In causal testing, given a failing test, causal experiments are conducted to find a set of test-passing inputs that are close to the failing input. In this project, we also used this casual modeling on the pipeline. We intervene on one variable of interest at a time and observe the change in the outcome.

For two random variables $X$ and $Y$, we say that $X$ causes $Y$ when there exist at least two different interventions on $X$ that result in two different probability distributions of $Y$.

Causality in Fairness

Causality in fairness has also been studied in the literature. “Other things being equal”, prediction would not have changed in the counterfactual world, where only the intervened variable would have changed.

A predictor $\hat{Y}$ is said to satisfy causal fairness if

$$ P(\hat{Y}(a, U) = y | X = x, A = a) = P(\hat{Y}(a’, U) = y | X = x, A = a) $$

We create an alternative pipeline $\mathcal{P}* $ from the given pipeline $\mathcal{P} $ by removing the preprocessing stage in consideration. Then we look at the prediction disparity between $\mathcal{P} $ and $\mathcal{P}* $. The disparity can be fairness satisfying or not. To evaluate that, we used the existing fairness criteria from the literature.

Thus, we proposed four novel metrics to measure fairness of a stage in the ML pipeline.

We observed a number of patterns of fairness of the the data transformers that are commonly used in pipelines.

  1. Data filtering and missing value removal change the data distribution and hence introduce bias in ML pipeline.

  2. New feature generation or feature transformation can have large impact on fairness.

  3. Encoding techniques should be chosen cautiosly based on the classifier.

  4. Similar to the tradeoff between the accuracy and fairness for the classifier, the stages of the pipelines also exhibit the tradeoff.
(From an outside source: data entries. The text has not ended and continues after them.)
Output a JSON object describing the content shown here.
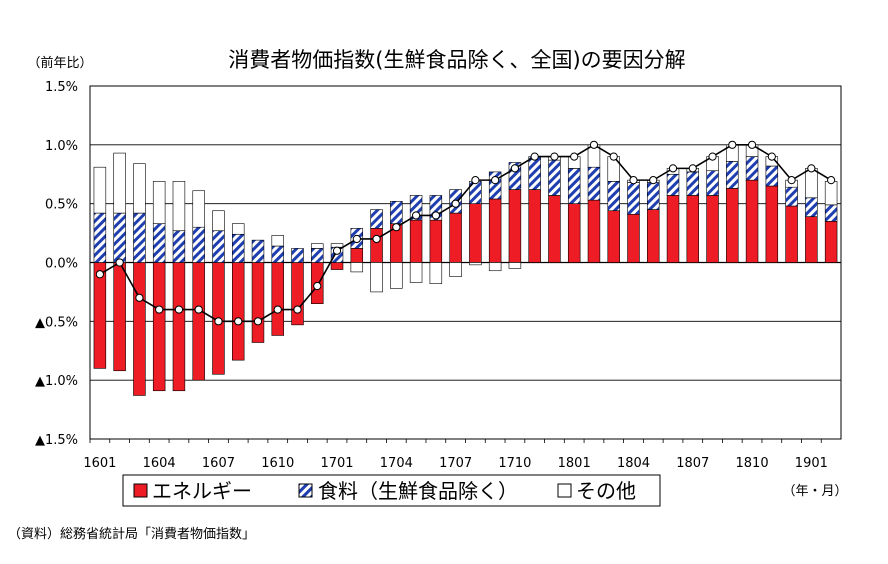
{
  "title": "消費者物価指数(生鮮食品除く、全国)の要因分解",
  "y_unit_label": "（前年比）",
  "x_unit_label": "（年・月）",
  "source": "（資料）総務省統計局「消費者物価指数」",
  "colors": {
    "energy": "#ee1c24",
    "food_stripe": "#1f3fb0",
    "other": "#ffffff",
    "line": "#000000"
  },
  "chart_data": {
    "type": "bar",
    "stacked": true,
    "ylim": [
      -1.5,
      1.5
    ],
    "y_ticks": [
      {
        "value": 1.5,
        "label": "1.5%"
      },
      {
        "value": 1.0,
        "label": "1.0%"
      },
      {
        "value": 0.5,
        "label": "0.5%"
      },
      {
        "value": 0.0,
        "label": "0.0%"
      },
      {
        "value": -0.5,
        "label": "▲0.5%"
      },
      {
        "value": -1.0,
        "label": "▲1.0%"
      },
      {
        "value": -1.5,
        "label": "▲1.5%"
      }
    ],
    "categories": [
      "1601",
      "1602",
      "1603",
      "1604",
      "1605",
      "1606",
      "1607",
      "1608",
      "1609",
      "1610",
      "1611",
      "1612",
      "1701",
      "1702",
      "1703",
      "1704",
      "1705",
      "1706",
      "1707",
      "1708",
      "1709",
      "1710",
      "1711",
      "1712",
      "1801",
      "1802",
      "1803",
      "1804",
      "1805",
      "1806",
      "1807",
      "1808",
      "1809",
      "1810",
      "1811",
      "1812",
      "1901",
      "1902"
    ],
    "x_tick_labels": [
      "1601",
      "1604",
      "1607",
      "1610",
      "1701",
      "1704",
      "1707",
      "1710",
      "1801",
      "1804",
      "1807",
      "1810",
      "1901"
    ],
    "legend": [
      "エネルギー",
      "食料（生鮮食品除く）",
      "その他"
    ],
    "series": [
      {
        "name": "エネルギー",
        "values": [
          -0.9,
          -0.92,
          -1.13,
          -1.09,
          -1.09,
          -1.0,
          -0.95,
          -0.83,
          -0.68,
          -0.62,
          -0.53,
          -0.35,
          -0.06,
          0.12,
          0.29,
          0.33,
          0.36,
          0.36,
          0.42,
          0.5,
          0.54,
          0.62,
          0.62,
          0.57,
          0.5,
          0.53,
          0.44,
          0.41,
          0.45,
          0.57,
          0.57,
          0.57,
          0.63,
          0.7,
          0.65,
          0.48,
          0.39,
          0.35
        ]
      },
      {
        "name": "食料（生鮮食品除く）",
        "values": [
          0.42,
          0.42,
          0.42,
          0.33,
          0.27,
          0.3,
          0.27,
          0.24,
          0.19,
          0.14,
          0.12,
          0.12,
          0.13,
          0.17,
          0.16,
          0.19,
          0.21,
          0.21,
          0.2,
          0.19,
          0.23,
          0.23,
          0.28,
          0.3,
          0.3,
          0.28,
          0.25,
          0.27,
          0.23,
          0.18,
          0.2,
          0.21,
          0.23,
          0.2,
          0.17,
          0.16,
          0.16,
          0.14
        ]
      },
      {
        "name": "その他",
        "values": [
          0.39,
          0.51,
          0.42,
          0.36,
          0.42,
          0.31,
          0.17,
          0.09,
          0.0,
          0.09,
          0.0,
          0.04,
          0.03,
          -0.08,
          -0.25,
          -0.22,
          -0.17,
          -0.18,
          -0.12,
          -0.02,
          -0.07,
          -0.05,
          0.0,
          0.03,
          0.1,
          0.19,
          0.21,
          0.02,
          0.02,
          0.05,
          0.03,
          0.12,
          0.14,
          0.1,
          0.08,
          0.06,
          0.25,
          0.2
        ]
      },
      {
        "name": "",
        "type": "line",
        "values": [
          -0.1,
          0.0,
          -0.3,
          -0.4,
          -0.4,
          -0.4,
          -0.5,
          -0.5,
          -0.5,
          -0.4,
          -0.4,
          -0.2,
          0.1,
          0.2,
          0.2,
          0.3,
          0.4,
          0.4,
          0.5,
          0.7,
          0.7,
          0.8,
          0.9,
          0.9,
          0.9,
          1.0,
          0.9,
          0.7,
          0.7,
          0.8,
          0.8,
          0.9,
          1.0,
          1.0,
          0.9,
          0.7,
          0.8,
          0.7
        ]
      }
    ],
    "grid": true,
    "legend_position": "bottom"
  }
}
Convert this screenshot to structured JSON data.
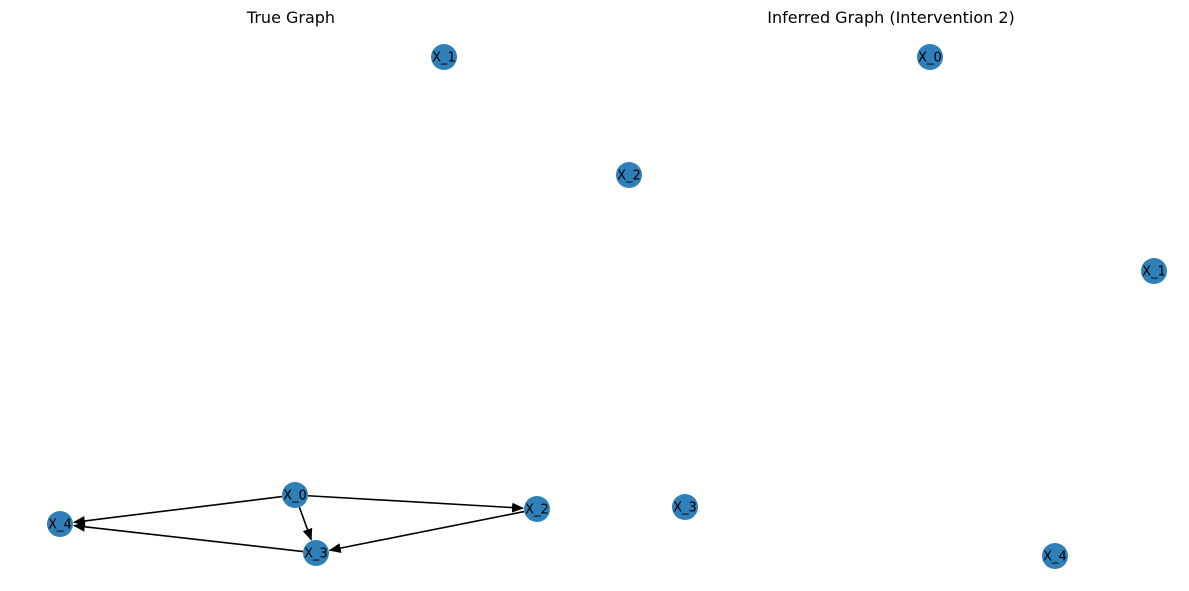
{
  "style": {
    "node_color": "#2f7fb8",
    "edge_color": "#000000",
    "label_color": "#000000",
    "background": "#ffffff"
  },
  "panels": [
    {
      "id": "true-graph",
      "title": "True Graph",
      "nodes": [
        "X_0",
        "X_1",
        "X_2",
        "X_3",
        "X_4"
      ],
      "edges": [
        {
          "from": "X_0",
          "to": "X_2"
        },
        {
          "from": "X_0",
          "to": "X_3"
        },
        {
          "from": "X_0",
          "to": "X_4"
        },
        {
          "from": "X_2",
          "to": "X_3"
        },
        {
          "from": "X_3",
          "to": "X_4"
        }
      ]
    },
    {
      "id": "inferred-graph",
      "title": "Inferred Graph (Intervention 2)",
      "nodes": [
        "X_0",
        "X_1",
        "X_2",
        "X_3",
        "X_4"
      ],
      "edges": []
    }
  ]
}
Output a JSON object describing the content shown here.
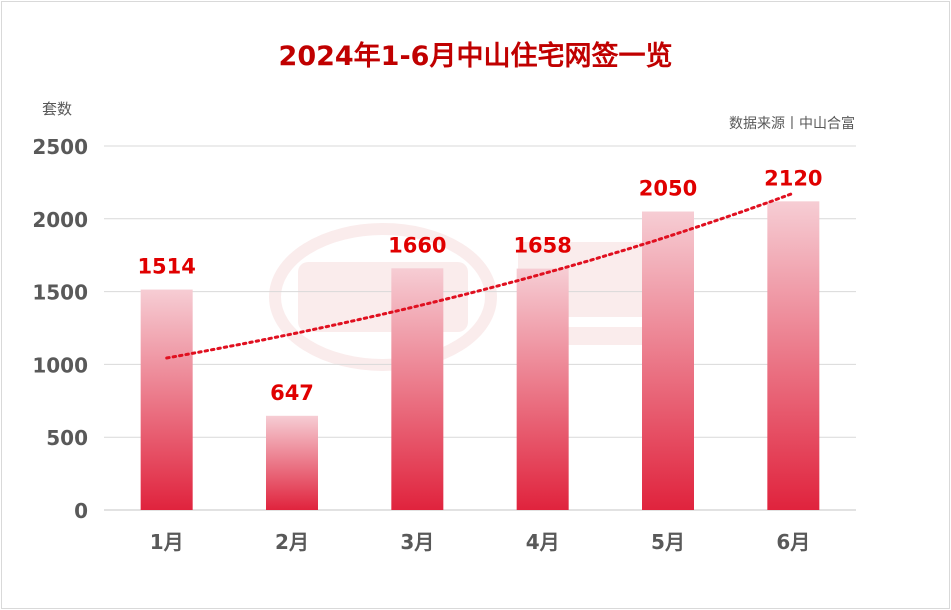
{
  "chart_data": {
    "type": "bar",
    "title": "2024年1-6月中山住宅网签一览",
    "ylabel": "套数",
    "source": "数据来源丨中山合富",
    "categories": [
      "1月",
      "2月",
      "3月",
      "4月",
      "5月",
      "6月"
    ],
    "values": [
      1514,
      647,
      1660,
      1658,
      2050,
      2120
    ],
    "yticks": [
      0,
      500,
      1000,
      1500,
      2000,
      2500
    ],
    "ylim": [
      0,
      2500
    ],
    "grid": true,
    "trendline": {
      "type": "exponential",
      "style": "dotted"
    },
    "colors": {
      "bar_top": "#f5c6cf",
      "bar_bottom": "#e0233d",
      "label": "#e00000",
      "trend": "#e01020"
    }
  }
}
Often the accuracy-improve data transformer is unfair.

  5. Among all the transformers, applying sampling technique exhibits most unfairness.

  6. Selecting a subset of features often increase unfairness.

  7. Feature standardization and non-linear transformers are fair transformers.

Furthermore, another impact that our method could attain is that we can instrument the pipeline. A pipeline can have a unfair stage that favors the privileged. Similarly, there can be another stage that favors the unprivileged. Both stages can be used in a pipeline such that their unfairness is canceled.

The fairness composition can help to choose appropriate alternatives while development and improve the overall fairness.

We noticed that the most popular fairness packages (e.g., AIF360) uses a default data preprocessing each time users import datasets from the packages. There is no option to control or measure the unfair stages in the pipeline. Our early results would provide guidance to analyze fairness at a component-level. Further research in the area is in progress to understand fairness composition and optimize the pipeline construction.